• Chemical Characterisation of Silanised Zirconia Nanoparticles and Their Effects on the Properties of PMMA-Zirconia Nanocomposites

      Zidan, Saleh; email: sal.zidan@sebhau.edu.ly; Silikas, Nikolaos; orcid: 0000-0003-4576-4584; email: nikolaos.silikas@manchester.ac.uk; Al-Nasrawi, Suhad; orcid: 0000-0003-3045-7389; email: suhad.alnasrawi@uokufa.edu.iq; Haider, Julfikar; orcid: 0000-0001-7010-8285; email: j.haider@mmu.ac.uk; Alshabib, Abdulrahman; email: Abdalshabib@ksu.edu.sa; Alshame, Alshame; email: Als.alshame@sebhau.edu.ly; Yates, Julian; email: julian.yates@manchester.ac.uk (MDPI, 2021-06-10)

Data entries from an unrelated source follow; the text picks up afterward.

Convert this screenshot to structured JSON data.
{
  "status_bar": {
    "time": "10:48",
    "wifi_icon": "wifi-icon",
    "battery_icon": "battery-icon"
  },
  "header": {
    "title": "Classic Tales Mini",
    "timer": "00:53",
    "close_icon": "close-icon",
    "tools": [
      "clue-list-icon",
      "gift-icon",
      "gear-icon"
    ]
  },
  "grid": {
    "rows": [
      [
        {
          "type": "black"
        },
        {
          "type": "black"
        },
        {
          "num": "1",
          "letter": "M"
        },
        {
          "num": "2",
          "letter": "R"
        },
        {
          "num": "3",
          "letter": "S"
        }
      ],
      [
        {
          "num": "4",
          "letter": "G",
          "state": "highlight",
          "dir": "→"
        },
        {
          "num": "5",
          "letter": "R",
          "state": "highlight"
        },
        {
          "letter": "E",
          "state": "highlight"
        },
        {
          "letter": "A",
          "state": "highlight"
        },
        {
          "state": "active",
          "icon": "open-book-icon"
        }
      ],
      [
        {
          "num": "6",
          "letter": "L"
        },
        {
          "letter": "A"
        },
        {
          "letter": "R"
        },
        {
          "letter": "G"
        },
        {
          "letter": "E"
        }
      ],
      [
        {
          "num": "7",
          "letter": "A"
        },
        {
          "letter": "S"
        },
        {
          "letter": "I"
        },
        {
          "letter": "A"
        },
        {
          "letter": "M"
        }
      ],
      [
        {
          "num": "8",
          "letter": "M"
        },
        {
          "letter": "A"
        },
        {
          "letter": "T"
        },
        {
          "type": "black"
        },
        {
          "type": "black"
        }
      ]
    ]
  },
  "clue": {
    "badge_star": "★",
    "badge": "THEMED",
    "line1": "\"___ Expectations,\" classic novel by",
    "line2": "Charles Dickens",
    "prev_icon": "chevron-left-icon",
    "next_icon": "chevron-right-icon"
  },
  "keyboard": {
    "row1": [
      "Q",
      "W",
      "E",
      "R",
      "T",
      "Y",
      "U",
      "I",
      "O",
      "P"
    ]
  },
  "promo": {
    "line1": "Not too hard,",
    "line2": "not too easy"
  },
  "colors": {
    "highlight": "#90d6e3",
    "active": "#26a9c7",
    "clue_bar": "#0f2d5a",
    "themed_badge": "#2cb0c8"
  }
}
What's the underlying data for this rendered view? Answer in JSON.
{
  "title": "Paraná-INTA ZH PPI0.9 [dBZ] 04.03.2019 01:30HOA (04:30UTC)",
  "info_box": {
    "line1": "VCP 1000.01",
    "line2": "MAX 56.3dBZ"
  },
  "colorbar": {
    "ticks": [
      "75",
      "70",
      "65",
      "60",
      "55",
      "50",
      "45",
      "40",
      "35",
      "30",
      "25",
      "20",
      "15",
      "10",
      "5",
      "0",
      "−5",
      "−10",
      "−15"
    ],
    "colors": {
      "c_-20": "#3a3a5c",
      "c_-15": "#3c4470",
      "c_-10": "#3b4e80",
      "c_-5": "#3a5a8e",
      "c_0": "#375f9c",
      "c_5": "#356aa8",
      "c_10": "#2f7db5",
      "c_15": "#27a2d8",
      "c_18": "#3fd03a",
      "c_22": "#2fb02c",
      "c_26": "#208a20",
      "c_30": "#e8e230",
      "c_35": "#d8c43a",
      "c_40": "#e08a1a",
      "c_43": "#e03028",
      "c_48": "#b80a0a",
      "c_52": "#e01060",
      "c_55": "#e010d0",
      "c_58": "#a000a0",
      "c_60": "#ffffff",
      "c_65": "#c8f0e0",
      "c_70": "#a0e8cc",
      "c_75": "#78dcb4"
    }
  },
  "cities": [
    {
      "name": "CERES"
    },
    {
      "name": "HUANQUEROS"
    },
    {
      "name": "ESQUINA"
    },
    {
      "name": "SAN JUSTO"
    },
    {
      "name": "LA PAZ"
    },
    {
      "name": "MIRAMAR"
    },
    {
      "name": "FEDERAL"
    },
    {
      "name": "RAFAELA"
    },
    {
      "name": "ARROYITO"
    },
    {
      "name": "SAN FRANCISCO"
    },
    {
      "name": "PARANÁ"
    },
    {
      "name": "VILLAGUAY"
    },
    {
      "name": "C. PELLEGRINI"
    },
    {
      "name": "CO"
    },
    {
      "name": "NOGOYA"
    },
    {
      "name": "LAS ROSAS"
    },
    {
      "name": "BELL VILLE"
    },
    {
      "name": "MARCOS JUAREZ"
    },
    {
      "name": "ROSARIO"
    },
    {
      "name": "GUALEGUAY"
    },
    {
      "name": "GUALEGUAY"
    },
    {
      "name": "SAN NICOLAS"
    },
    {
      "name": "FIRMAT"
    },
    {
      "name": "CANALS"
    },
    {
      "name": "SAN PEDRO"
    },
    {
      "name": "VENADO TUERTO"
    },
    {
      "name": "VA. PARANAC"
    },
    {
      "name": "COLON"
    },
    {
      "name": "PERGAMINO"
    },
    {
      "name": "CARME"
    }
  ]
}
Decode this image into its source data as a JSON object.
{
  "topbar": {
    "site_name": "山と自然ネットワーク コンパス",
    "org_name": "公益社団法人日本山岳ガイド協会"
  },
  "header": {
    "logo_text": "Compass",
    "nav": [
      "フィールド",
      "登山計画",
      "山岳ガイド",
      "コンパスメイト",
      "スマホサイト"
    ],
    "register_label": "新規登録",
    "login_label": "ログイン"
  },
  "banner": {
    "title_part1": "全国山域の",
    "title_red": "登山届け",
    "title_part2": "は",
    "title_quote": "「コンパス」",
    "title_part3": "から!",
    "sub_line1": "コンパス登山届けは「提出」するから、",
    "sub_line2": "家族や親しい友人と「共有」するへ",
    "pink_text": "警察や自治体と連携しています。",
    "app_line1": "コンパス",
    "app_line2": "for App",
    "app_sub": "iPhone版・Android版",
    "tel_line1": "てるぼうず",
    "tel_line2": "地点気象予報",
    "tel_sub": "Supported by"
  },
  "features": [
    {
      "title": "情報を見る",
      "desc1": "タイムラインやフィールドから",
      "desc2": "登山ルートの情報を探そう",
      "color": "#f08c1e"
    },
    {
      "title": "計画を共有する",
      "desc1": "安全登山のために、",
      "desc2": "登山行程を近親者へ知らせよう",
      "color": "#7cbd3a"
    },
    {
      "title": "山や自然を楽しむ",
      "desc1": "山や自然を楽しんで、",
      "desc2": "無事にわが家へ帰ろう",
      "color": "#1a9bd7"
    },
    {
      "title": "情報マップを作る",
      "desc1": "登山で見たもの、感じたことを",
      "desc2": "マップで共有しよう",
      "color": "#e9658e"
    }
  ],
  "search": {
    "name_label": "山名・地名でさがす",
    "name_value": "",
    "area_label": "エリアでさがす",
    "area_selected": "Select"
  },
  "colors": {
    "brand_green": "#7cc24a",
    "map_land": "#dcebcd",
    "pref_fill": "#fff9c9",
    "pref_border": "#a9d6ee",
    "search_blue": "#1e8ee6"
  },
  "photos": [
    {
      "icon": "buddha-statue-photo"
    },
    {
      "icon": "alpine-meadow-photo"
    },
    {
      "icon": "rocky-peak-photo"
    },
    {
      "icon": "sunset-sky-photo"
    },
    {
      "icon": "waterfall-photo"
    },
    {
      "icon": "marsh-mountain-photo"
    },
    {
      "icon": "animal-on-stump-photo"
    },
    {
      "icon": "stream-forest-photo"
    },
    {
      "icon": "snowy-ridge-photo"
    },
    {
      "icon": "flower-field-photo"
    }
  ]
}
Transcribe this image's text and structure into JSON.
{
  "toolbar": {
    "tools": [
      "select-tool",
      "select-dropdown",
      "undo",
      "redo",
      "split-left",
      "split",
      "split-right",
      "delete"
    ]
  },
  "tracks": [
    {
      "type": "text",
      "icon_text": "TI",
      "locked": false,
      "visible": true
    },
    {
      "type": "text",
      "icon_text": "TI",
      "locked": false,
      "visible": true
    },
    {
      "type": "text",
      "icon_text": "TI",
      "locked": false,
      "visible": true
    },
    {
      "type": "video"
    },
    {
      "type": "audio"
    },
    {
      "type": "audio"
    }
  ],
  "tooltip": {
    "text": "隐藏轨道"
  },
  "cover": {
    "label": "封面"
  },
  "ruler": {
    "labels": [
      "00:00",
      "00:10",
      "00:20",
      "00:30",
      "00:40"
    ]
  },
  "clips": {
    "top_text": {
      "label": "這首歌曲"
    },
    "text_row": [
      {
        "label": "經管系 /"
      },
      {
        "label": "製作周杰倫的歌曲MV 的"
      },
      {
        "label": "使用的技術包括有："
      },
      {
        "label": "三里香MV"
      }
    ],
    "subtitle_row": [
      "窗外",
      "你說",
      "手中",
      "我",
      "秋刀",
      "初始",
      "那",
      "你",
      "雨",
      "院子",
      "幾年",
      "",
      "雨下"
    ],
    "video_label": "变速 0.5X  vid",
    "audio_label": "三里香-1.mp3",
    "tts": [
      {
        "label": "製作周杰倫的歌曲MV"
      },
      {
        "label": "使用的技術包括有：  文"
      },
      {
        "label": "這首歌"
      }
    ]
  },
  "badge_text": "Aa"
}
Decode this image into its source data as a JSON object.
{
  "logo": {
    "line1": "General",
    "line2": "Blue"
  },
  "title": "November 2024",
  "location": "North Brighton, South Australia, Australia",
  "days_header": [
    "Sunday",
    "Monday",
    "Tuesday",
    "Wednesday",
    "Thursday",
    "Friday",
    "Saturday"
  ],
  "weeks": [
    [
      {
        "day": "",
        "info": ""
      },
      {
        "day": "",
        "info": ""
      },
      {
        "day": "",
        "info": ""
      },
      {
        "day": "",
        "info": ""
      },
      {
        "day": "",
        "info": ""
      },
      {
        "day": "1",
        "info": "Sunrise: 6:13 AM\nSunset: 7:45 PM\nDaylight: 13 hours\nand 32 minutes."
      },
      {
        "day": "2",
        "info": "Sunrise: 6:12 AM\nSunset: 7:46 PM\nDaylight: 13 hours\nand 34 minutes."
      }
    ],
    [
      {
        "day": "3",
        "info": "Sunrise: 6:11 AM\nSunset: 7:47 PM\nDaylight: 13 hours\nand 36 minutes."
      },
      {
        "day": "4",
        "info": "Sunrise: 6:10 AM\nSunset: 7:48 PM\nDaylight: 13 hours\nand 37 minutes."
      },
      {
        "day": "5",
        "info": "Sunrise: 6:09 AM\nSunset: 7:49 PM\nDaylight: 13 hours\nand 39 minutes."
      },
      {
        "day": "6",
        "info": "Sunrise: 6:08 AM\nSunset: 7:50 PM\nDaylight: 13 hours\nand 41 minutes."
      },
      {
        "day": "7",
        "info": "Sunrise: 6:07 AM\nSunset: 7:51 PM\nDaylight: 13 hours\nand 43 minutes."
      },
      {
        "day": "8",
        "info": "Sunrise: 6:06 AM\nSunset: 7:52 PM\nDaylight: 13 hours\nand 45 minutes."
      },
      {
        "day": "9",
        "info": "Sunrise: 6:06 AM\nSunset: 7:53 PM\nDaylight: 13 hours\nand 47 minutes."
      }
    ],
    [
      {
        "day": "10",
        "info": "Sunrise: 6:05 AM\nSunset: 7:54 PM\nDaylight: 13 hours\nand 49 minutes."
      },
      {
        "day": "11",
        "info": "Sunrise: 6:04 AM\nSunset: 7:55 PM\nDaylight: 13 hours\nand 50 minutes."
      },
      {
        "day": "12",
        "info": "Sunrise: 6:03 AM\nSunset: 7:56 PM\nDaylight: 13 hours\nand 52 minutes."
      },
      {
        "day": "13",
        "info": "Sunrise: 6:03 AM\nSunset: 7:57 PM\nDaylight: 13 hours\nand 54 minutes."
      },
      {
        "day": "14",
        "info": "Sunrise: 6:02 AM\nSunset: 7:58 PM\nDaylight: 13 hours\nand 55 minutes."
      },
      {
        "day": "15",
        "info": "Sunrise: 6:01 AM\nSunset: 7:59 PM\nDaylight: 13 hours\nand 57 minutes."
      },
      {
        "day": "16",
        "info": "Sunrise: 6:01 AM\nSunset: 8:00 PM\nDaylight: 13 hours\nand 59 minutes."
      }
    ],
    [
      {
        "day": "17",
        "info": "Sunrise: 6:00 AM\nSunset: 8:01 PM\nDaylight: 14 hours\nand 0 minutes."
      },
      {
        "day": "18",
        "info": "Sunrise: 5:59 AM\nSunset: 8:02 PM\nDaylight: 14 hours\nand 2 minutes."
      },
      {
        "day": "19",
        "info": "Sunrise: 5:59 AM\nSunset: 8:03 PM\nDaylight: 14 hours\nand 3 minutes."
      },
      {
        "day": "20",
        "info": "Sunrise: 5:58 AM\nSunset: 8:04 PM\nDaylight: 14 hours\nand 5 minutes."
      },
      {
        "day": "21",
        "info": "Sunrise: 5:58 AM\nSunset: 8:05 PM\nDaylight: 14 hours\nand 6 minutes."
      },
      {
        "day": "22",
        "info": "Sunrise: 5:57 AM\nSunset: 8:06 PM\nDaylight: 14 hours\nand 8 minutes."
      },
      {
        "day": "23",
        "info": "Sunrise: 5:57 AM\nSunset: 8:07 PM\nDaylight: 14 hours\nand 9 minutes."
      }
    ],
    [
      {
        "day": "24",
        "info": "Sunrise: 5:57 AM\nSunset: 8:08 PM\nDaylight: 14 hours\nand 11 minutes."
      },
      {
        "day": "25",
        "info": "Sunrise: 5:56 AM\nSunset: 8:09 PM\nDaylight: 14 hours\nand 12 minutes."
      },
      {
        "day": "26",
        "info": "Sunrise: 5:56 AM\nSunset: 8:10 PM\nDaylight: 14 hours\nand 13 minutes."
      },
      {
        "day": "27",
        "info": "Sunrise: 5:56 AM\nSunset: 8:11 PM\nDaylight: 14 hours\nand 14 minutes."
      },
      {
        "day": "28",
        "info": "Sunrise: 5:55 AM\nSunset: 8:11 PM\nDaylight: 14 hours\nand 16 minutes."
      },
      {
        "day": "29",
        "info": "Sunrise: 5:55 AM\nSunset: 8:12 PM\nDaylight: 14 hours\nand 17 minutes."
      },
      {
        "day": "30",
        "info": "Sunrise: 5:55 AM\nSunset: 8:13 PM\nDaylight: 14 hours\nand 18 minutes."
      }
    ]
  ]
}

      Objectives: The objective of this study was to investigate the mechanical properties of high-impact (HI) heat-cured acrylic resin (PMMA) reinforced with silane-treated zirconia nanoparticles. Methods: Forty-five PMMA specimens reinforced with zirconia were fabricated and divided into three groups: Pure HI PMMA (control group), PMMA reinforced with 3 wt.% of non-silanised zirconia nanoparticles and PMMA reinforced with 3 wt.% of silanised zirconia nanoparticles. Silanised and non-silanised zirconia nanoparticles were analysed with Fourier Transform Infrared (FTIR) Spectroscopy. For measuring the flexural modulus and strength, a Zwick universal tester was used, and for surface hardness, a Vickers hardness tester were used. Furthermore, raw materials and fractured surfaces were analysed using Scanning Electron Microscopy (SEM). A one-way ANOVA test followed by a post-hoc Bonferroni test was employed to analyse the data. Results: The results showed that the mean values for flexural strength (83.5 ± 6.2 MPa) and surface hardness (20.1 ± 2.3 kg/mm2) of the group containing 3 wt.% treated zirconia increased significantly (p 0.05) in comparison to the specimens in the group containing non-treated zirconia (59.9 ± 7.1 MPa; 15.0 ± 0.2 kg/mm2) and the control group (72.4 ± 8.6 MPa; 17.1 ± 0.9 kg/mm2). However, the group with silanised zirconia showed an increase in flexural modulus (2313 ± 161 MPa) but was not significantly different (p > 0.05) from the non-silanised group (2207 ± 252 MPa) and the control group (1971 ± 235 MPa). Conclusion: Silane-treated zirconia nano-filler improves the surface hardness and flexural strength of HI PMMA-zirconia nanocomposites, giving a potentially longer service life of the denture base.